Haven't posted in months but still have been lurking the boards.

Anyway, my iBook (iBook G4 1ghz 14") is pretty much constantly plugged into the wall with the adapter, and I hardly ever turn it off (mostly close the screen leave it in sleep when I'm not using it)...

A couple of days ago I went to open the screen by pressing the silverish release button, and I felt a slight shock. It was really minor, I thought maybe my finger had some static electricity on it or something, so I didn't give it much thought. I continued to open the screen, and when it was all the way open, instead of turning on to reveal a picture of my desktop, it sat there blank. My USB mouse also lost it's power (light went off). I panicked, thinking my iBook was dead -- then I fiddled with the power button and after pressing it a few times, managed to turn the iBook back on, and all was well.

...Until this afternoon, when I once again went to open my iBook's screen, and once again felt a small shock. Turns out whatever is going on is killing the power to my iBook, as the screen was dead once again and I had to push the power button a few times to get it to turn back on.

So now I'm thinking there's some sort of problem.

Just so there's no confusion, I've never opened up my iBook to fiddle with anything, aside from installing a stick of RAM and my Airport Extreme card. And the problem started occuring yesterday, long after I'd done either.

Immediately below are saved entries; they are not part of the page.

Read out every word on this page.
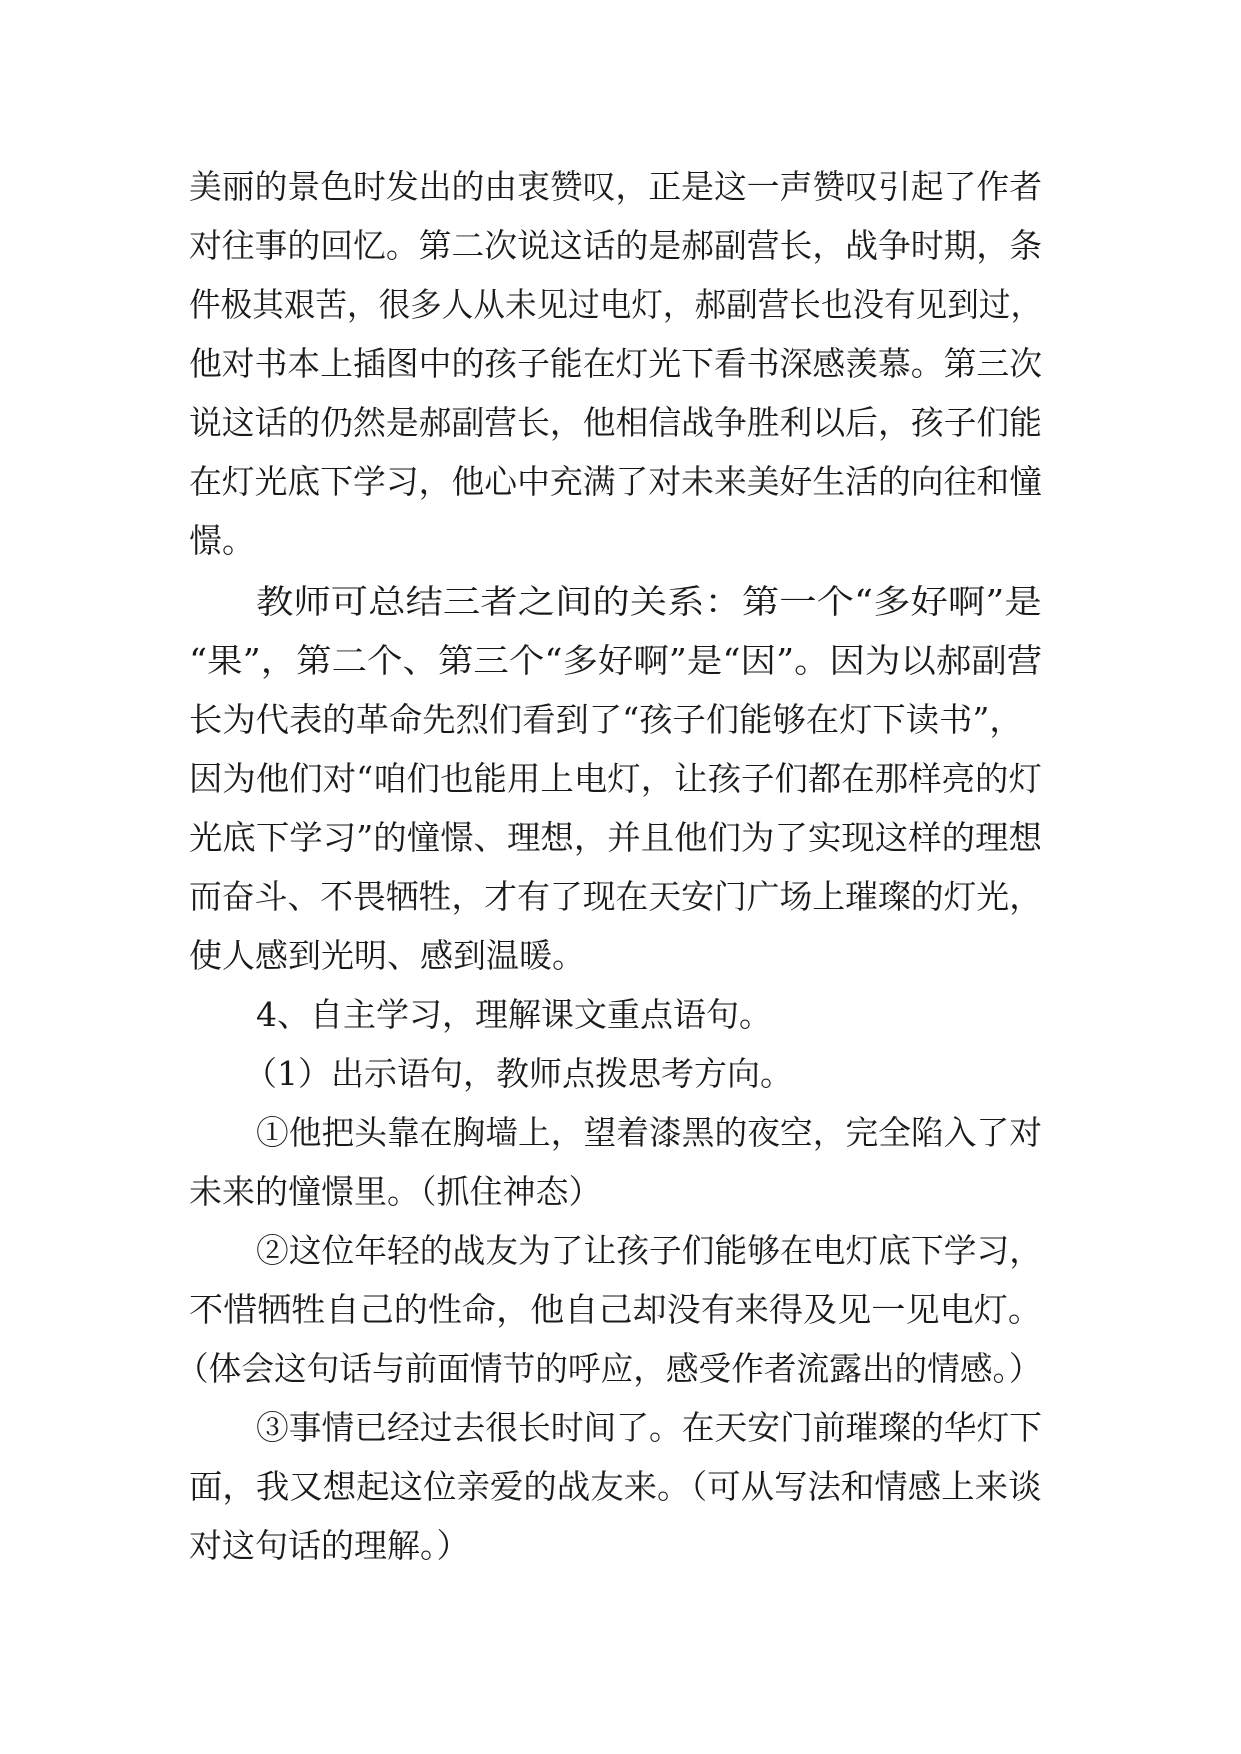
美丽的景色时发出的由衷赞叹，正是这一声赞叹引起了作者
对往事的回忆。第二次说这话的是郝副营长，战争时期，条
件极其艰苦，很多人从未见过电灯，郝副营长也没有见到过，
他对书本上插图中的孩子能在灯光下看书深感羡慕。第三次
说这话的仍然是郝副营长，他相信战争胜利以后，孩子们能
在灯光底下学习，他心中充满了对未来美好生活的向往和憧
憬。
教师可总结三者之间的关系：第一个“多好啊”是
“果”，第二个、第三个“多好啊”是“因”。因为以郝副营
长为代表的革命先烈们看到了“孩子们能够在灯下读书”，
因为他们对“咱们也能用上电灯，让孩子们都在那样亮的灯
光底下学习”的憧憬、理想，并且他们为了实现这样的理想
而奋斗、不畏牺牲，才有了现在天安门广场上璀璨的灯光，
使人感到光明、感到温暖。
4、自主学习，理解课文重点语句。
（1）出示语句，教师点拨思考方向。
①他把头靠在胸墙上，望着漆黑的夜空，完全陷入了对
未来的憧憬里。（抓住神态）
②这位年轻的战友为了让孩子们能够在电灯底下学习，
不惜牺牲自己的性命，他自己却没有来得及见一见电灯。
（体会这句话与前面情节的呼应，感受作者流露出的情感。）
③事情已经过去很长时间了。在天安门前璀璨的华灯下
面，我又想起这位亲爱的战友来。（可从写法和情感上来谈
对这句话的理解。）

I figure whatever needs to be done will be covered by AppleCare, which I purchased at the time of buying my iBook.

I was just curious as to what the experts of the board would advise I do first -- call up AppleCare directly or try to have it checked out at an Apple Store. I just don't know if this is the type of thing that will leave me iBook-less for a couple of weeks (bad) or if it's an easy thing to fix. Any advice is appreciated.

Thanks.
 

jsw

Moderator emeritus
Mar 16, 2004
22,910
44
Andover, MA
Sorry you're having a problem.

Before you do anything else, I strongly advise backing up to CD or elsewhere anything important to you, including email, bookmarks, and iTunes purchased music (and, of course, a lot of other files).

Then, I'd call Apple to see what they say.

If you need to either send in your iBook or bring it to an Apple Store, I strongly advise de-authorizing it within iTunes (if you use iTMS) first, and I'd send/bring it in with the assumption that they will wipe your hard disk. Of course, they very likely won't, but it isn't a bad idea to assume that they will, so you'll be prepared - it often happens.

It might be a simple little short, easily fixed. Hopefully, that's the case.
 

superbovine

macrumors 68030
Nov 7, 2003
2,872
0
You using the 3 pronge power plug rather than the two. That will probably stop the shocking effect if the problem is static electrical charge.